Although the project of The Harvesters did not crystallise in a large format painting like Les Demoiselles d'Avignon, it clearly had a fruitful influence on a crucial point of the development of avant-garde painting. Derain would explore its effects on the landscapes he executed in Cassis in the spring of that same year, enhancing them a few months later in the second version of Bathers. In fact, the cloisonné technique would become an important stylistic component of what Apollinaire was to call "Cubism" in Derain's painting. On the other hand, the fact that the avant-garde painting of the last years of that decade moved away from the neo-Impressionist and fauve palette has a clear precedent in The Harvesters. Matisse himself, in one of his most Gauguinian compositions, Le Luxe I, painted in 1907, used violet for the background, combined with blues, yellows and browns, as Picasso had done in The Harvesters.
Yet the fertility of the experience of The Harvesters was to become clearest in the oeuvre of Picasso himself. The ogival patterns can be seen in several preparatory sketches for Les Demoiselles d'Avignon, and became an important element in Nude with Drapery, a painting in which the curved angles cover, like a net, the totality of the pictorial plane.

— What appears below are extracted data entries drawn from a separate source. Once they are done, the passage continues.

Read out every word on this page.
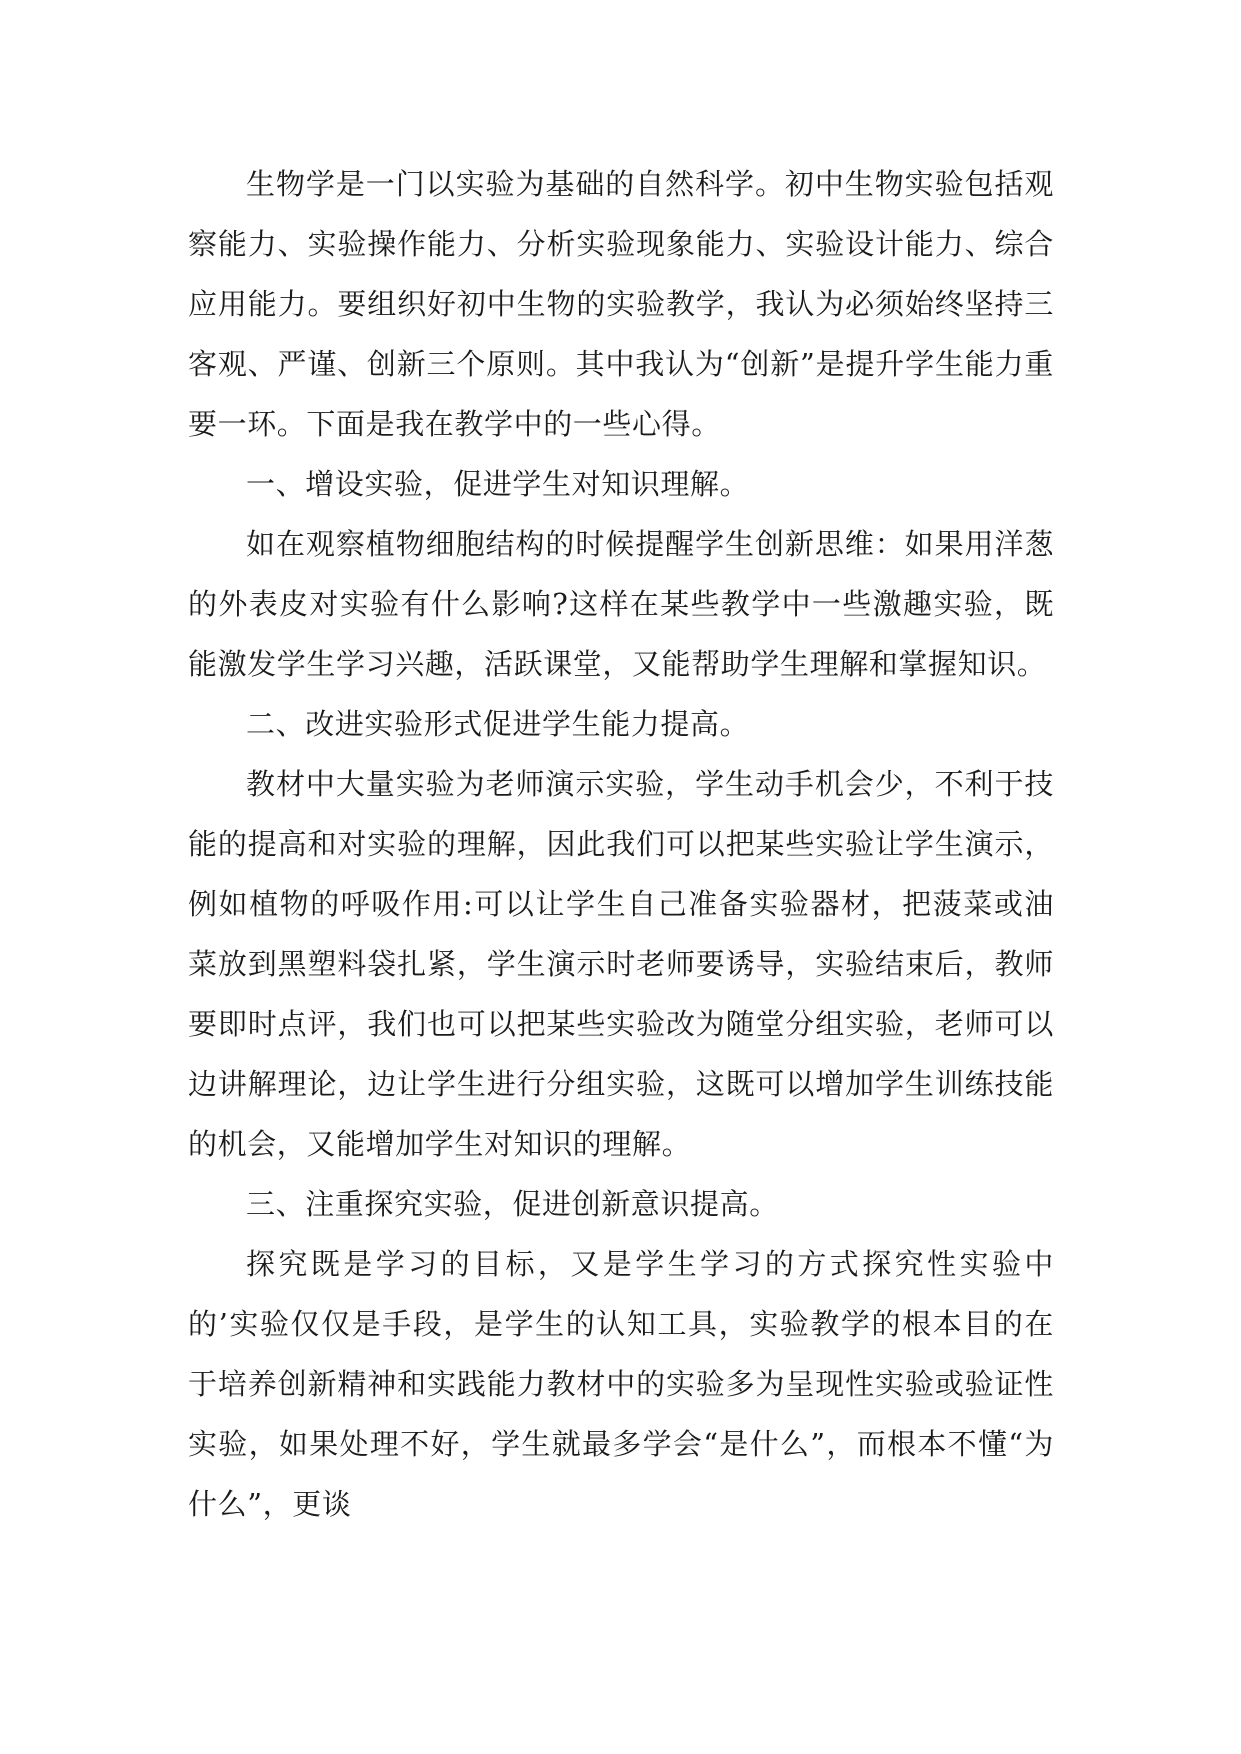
生物学是一门以实验为基础的自然科学。初中生物实验包括观察能力、实验操作能力、分析实验现象能力、实验设计能力、综合应用能力。要组织好初中生物的实验教学，我认为必须始终坚持三客观、严谨、创新三个原则。其中我认为“创新”是提升学生能力重要一环。下面是我在教学中的一些心得。

一、增设实验，促进学生对知识理解。

如在观察植物细胞结构的时候提醒学生创新思维：如果用洋葱的外表皮对实验有什么影响?这样在某些教学中一些激趣实验，既能激发学生学习兴趣，活跃课堂，又能帮助学生理解和掌握知识。

二、改进实验形式促进学生能力提高。

教材中大量实验为老师演示实验，学生动手机会少，不利于技能的提高和对实验的理解，因此我们可以把某些实验让学生演示，例如植物的呼吸作用:可以让学生自己准备实验器材，把菠菜或油菜放到黑塑料袋扎紧，学生演示时老师要诱导，实验结束后，教师要即时点评，我们也可以把某些实验改为随堂分组实验，老师可以边讲解理论，边让学生进行分组实验，这既可以增加学生训练技能的机会，又能增加学生对知识的理解。

三、注重探究实验，促进创新意识提高。

探究既是学习的目标，又是学生学习的方式探究性实验中的’实验仅仅是手段，是学生的认知工具，实验教学的根本目的在于培养创新精神和实践能力教材中的实验多为呈现性实验或验证性实验，如果处理不好，学生就最多学会“是什么”，而根本不懂“为什么”，更谈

Several studies of nudes executed the following year and, above all, the oil entitled Three Women; rhythmical version, move along the same line. At the beginning of the following decade, other artists, from Delaunay to Franz Marc, undertook the task of deviating this path towards the experimental field of abstract painting; in the work of Picasso, a painter who always distrusted abstraction, that rhythmical trend merged in the Cubist mainstream.